The first car for which found information was a 1920 Dodge. Possibly the Samson truck was the earliest truck; however, the only expenses found for it were $24 for annual license January 1926 and 1927 and 50" for a crank in July 1926. Grandsons who lived/visited on the farm during the 1920s recalled this vehicle in detail 70 years later because it was so unusual, "was not a conventional truck. It had a Chevrolet motor; was about the size of the 1990s ton trucks; had NO cab, was like a wagon box -- a flat bed with engine below the bed. The driver sat in left corner w/ his feet next to the engine. It did have rubber tires and speed of 20 mph. It was used only on the farm, NOT for the retail milk route".

A 1920 Samson Truck. The cab and roof of this truck were likely built by the owner.

During 2004, I found a picture and this info on the Internet. "The Samson truck was built along side the Samson tractor in Janesville, Wisconsin starting in 1918. The Janesville Machine Works was a subsidiary of General Motors and only built Samson trucks for a few years A 1919 model was priced at $995 plus "war tax". "The company produced two sizes of trucks, three-fourth ton and a 1< ton. Advertising said they could be adapted for lumber, coal or department store deliveries and freight haulage. Advertising, also stressing dependability, was directed toward farmers. The most important extra  was wheel extension bases that enabled the trucks to be used in soft or plowed fields. Their average speed on dry land was 15 mph.  The trucks were produced through the 1923 models. The three-fourth ton truck sold for $655 and the other for $1,095."

A common annual/periodic task was whitewashing the interior of dairy barns. This was similar to spray painting but with a mixture of lime & water and was done to kill "bugs" and to freshen up/brighten the interior of the barn. The walls had to be swept free of debris, cobwebs, etc. and the cows water bowls, the light bulbs, etc. had to be covered before the spray truck arrived. Based on early cashbooks, the cost was between $6 and $10.


Daniel had been busy cleaning the dairy barn one May day in preparation for whitewashing. He had an "attack" that evening which the doctor called "indigestion". He died sitting in his chair.

Cora also remained active all her life. One night a son took her to Elmira to see a Will Rogers movie [he was a well liked entertainer of that era]. The next morning she was found dead in her bed.

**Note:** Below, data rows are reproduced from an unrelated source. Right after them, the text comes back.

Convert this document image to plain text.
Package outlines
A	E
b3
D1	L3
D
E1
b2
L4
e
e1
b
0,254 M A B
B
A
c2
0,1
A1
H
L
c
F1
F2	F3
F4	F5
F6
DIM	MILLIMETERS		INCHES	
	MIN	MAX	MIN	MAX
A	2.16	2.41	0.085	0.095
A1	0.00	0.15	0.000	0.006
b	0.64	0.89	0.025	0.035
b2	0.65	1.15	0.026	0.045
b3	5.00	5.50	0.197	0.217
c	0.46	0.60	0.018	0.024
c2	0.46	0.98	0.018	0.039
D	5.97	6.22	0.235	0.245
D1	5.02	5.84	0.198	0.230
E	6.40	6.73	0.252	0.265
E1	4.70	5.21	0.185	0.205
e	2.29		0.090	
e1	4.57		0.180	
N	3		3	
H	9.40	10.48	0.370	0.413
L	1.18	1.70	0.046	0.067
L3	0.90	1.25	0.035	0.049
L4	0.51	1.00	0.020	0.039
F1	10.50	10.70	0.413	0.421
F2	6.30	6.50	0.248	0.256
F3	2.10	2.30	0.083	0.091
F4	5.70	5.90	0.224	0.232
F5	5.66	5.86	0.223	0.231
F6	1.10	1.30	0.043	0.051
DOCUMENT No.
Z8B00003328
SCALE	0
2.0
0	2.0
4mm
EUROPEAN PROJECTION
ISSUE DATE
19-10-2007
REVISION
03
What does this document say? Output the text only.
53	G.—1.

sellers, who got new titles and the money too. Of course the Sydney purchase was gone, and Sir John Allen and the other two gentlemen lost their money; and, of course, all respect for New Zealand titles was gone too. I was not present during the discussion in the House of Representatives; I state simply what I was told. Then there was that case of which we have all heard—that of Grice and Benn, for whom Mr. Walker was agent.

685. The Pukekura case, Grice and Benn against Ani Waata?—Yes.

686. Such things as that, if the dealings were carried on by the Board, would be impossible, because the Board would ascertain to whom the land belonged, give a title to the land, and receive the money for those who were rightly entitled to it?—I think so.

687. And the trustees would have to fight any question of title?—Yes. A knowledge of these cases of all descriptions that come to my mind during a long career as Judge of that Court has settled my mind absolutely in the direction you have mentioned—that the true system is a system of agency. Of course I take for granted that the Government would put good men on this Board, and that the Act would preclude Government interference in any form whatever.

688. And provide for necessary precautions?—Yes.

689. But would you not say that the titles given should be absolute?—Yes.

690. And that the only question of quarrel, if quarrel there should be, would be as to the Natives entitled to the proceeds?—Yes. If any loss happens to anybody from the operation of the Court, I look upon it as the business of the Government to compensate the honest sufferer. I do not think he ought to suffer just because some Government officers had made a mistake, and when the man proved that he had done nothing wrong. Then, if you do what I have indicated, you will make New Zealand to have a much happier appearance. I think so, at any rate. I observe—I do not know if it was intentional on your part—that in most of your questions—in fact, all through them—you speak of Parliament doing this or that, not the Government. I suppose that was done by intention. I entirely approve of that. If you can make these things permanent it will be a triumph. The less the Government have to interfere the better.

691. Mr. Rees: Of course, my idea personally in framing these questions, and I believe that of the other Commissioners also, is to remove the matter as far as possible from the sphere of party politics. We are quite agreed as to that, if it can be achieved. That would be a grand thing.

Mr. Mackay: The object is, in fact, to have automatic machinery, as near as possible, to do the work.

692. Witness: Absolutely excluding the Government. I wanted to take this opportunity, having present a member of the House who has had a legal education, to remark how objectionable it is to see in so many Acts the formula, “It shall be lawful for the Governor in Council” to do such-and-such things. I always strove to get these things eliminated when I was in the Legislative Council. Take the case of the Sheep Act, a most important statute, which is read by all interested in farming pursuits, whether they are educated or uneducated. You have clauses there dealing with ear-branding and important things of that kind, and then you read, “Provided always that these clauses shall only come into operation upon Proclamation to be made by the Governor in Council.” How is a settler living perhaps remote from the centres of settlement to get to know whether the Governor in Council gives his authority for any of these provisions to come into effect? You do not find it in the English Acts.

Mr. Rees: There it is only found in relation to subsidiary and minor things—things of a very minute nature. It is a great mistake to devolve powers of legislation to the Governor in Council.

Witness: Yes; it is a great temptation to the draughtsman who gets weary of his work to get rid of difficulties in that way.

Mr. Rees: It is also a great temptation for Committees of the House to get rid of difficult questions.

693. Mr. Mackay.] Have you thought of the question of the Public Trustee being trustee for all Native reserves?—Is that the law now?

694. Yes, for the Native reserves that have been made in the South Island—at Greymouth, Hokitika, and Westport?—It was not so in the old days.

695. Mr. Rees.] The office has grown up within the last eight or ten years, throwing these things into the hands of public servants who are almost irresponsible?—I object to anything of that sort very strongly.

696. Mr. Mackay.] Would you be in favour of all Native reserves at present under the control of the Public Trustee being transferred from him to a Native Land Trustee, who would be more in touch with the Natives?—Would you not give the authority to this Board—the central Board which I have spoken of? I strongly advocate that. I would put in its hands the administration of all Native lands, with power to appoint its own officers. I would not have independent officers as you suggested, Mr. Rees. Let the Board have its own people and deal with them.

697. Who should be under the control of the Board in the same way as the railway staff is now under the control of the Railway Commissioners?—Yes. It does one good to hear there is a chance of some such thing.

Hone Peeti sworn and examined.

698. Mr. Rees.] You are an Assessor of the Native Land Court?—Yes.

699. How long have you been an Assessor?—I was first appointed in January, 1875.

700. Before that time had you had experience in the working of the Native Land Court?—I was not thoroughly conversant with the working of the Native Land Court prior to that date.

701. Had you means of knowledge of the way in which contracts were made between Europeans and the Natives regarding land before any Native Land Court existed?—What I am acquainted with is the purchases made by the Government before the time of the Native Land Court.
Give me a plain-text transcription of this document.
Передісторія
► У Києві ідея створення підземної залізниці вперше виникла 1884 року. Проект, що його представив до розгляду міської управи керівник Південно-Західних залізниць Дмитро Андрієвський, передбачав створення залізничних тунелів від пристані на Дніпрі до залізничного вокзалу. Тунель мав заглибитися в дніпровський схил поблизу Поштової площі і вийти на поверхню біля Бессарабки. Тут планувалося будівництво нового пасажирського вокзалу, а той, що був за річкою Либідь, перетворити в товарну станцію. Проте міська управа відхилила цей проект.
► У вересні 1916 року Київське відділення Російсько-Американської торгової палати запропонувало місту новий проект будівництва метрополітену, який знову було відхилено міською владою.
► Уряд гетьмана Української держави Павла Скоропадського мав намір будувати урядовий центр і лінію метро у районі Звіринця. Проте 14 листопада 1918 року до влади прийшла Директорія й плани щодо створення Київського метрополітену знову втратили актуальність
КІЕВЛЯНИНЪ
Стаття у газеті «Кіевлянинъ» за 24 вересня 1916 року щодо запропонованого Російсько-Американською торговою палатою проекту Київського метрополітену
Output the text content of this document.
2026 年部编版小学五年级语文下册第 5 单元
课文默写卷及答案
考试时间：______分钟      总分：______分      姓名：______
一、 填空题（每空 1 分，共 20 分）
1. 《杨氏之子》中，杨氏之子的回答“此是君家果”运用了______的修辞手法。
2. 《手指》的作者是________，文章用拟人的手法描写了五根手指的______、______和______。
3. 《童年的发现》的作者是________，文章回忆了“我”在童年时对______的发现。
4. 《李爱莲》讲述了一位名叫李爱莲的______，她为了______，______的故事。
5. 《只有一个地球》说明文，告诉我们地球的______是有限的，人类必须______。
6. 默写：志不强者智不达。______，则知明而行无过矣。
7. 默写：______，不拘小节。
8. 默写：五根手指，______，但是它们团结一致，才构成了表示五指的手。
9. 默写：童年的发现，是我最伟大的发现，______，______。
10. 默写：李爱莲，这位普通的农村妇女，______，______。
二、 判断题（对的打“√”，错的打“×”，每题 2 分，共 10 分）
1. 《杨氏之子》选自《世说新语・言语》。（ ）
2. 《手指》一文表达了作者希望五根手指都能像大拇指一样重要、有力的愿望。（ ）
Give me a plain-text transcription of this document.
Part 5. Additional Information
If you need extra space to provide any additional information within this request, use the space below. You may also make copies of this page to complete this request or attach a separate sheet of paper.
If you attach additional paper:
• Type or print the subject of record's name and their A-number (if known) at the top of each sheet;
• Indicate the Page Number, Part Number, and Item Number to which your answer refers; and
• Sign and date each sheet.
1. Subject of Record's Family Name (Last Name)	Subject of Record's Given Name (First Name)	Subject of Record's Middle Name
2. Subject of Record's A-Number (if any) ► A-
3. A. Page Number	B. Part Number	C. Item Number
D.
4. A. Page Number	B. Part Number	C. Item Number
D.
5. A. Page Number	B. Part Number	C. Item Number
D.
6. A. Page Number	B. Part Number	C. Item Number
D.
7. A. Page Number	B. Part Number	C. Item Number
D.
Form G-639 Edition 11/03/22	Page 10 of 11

The Farm Bureau newsletter, May 1930 issue, included this, "It is with sincere regret that we learn of the sudden death of Daniel Hayes, one of the outstanding farmers of Schuyler County. His accomplishments as a farmer will long remain in business management and efficiency; his influence in public welfare, service and home life a memory to cherish by all who knew him."

There was no Social Security and no "retirement plans" in those days, Farmers kept working as long as able to do so with younger family members taking over the more strenuous tasks. The life expectancy for people of their generation was much less than for those born later. [Example: even for the 1900 births, the average life expectancy was age 45. Yet Daniel lived a few days past his 65th birthday and Cora was 69. However, the average age always had a wide range from low to high: Daniels three older brothers all died before age 5 and his younger sister died at age 3, his father lived to 71 and his mother to 76. Coras parents each died at age 74.]